The Gospel According to Mark
By Jorge Luis Borges The New Yorker
These events took place at La Colorada ranch, in the southern part of the township of Junín, during the last days of March, 1928. The protagonist was a medical student named Baltasar Espinosa. We may describe him, for now, as one of the common run of young men from Buenos Aires, with nothing more noteworthy about him than an almost unlimited kindness and a capacity for public speaking that had earned him several prizes at the English school in Ramos Mejía. He did not like arguing, and preferred having his listener rather than himself in the right. Although he was fascinated by the probabilities of chance in any game he played, he was a bad player because it gave him no pleasure to win. His wide intelligence was undirected; at the age of thirty-three, he still lacked credit for graduation by one course—the course to which he was most drawn. His father, who was a freethinker (like all the gentlemen of his day), had introduced him to the lessons of Herbert Spencer, but his mother, before leaving on a trip to Montevideo, once asked him to say the Lord’s Prayer and make the sign of the cross every night. Through the years, he had never gone back on that promise.
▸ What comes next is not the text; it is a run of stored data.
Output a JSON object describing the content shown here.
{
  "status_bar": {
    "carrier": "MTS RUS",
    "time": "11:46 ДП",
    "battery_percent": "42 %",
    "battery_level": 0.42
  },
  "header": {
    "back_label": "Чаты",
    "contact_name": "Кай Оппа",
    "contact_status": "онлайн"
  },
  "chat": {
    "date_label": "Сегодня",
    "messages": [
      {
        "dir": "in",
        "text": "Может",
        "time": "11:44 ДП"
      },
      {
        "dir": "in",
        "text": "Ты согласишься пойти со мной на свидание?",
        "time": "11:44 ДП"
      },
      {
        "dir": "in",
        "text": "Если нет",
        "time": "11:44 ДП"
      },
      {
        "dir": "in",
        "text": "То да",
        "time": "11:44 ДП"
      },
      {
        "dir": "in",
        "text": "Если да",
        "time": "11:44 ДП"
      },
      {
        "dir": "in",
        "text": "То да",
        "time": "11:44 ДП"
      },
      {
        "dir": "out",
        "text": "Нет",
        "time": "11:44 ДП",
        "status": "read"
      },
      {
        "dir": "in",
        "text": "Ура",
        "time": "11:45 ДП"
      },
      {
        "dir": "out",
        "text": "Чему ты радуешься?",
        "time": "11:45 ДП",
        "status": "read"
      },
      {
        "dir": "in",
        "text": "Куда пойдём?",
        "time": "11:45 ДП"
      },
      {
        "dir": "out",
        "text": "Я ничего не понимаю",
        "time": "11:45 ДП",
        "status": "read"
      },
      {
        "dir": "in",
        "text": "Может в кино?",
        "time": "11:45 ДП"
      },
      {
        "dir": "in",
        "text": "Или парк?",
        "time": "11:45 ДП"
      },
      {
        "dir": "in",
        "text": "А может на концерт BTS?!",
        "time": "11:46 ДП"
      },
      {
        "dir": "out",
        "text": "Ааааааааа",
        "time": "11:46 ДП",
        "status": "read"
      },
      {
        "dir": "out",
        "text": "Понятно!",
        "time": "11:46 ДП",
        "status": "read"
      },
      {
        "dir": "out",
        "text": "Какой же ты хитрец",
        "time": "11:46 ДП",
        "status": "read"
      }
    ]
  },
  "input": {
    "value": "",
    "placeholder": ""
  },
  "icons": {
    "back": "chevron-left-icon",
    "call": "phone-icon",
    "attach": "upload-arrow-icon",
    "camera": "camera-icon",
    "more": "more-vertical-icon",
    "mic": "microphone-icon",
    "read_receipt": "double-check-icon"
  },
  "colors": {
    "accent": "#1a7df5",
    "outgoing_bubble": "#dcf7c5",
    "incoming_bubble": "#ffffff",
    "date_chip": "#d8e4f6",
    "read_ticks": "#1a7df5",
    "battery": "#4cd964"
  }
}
Espinosa was not lacking in spirit; one day, with more indifference than anger, he had exchanged two or three punches with a group of fellow-students who were trying to force him to take part in a university demonstration. Owing to an acquiescent nature, he was full of opinions, or habits of mind, that were questionable: Argentina mattered less to him than a fear that in other parts of the world people might think of us as Indians; he worshipped France but despised the French; he thought little of Americans but approved the fact that there were tall buildings, like theirs, in Buenos Aires; he believed the gauchos of the plains to be better riders than those of hill or mountain country. When his cousin Daniel invited him to spend the summer months out at La Colorada, he said yes at once—not because he was really fond of the country but more out of his natural complacency and also because it was easier to say yes than to dream up reasons for saying no.
The ranch’s main
house was big and slightly run down; the quarters of the foreman, whose name
was Gutre, were close by. The Gutres were three: the father, an unusually
uncouth son, and a daughter of uncertain paternity. They were tall, strong, and
bony, and had hair that was on the reddish side and faces that showed traces of
Indian blood. They were barely articulate. The foreman’s wife had died years
before.
There in the
country, Espinosa began learning things he had never known, or even
suspected—for example, that you do not gallop a horse when approaching
settlements, and that you never go out riding except for some special purpose.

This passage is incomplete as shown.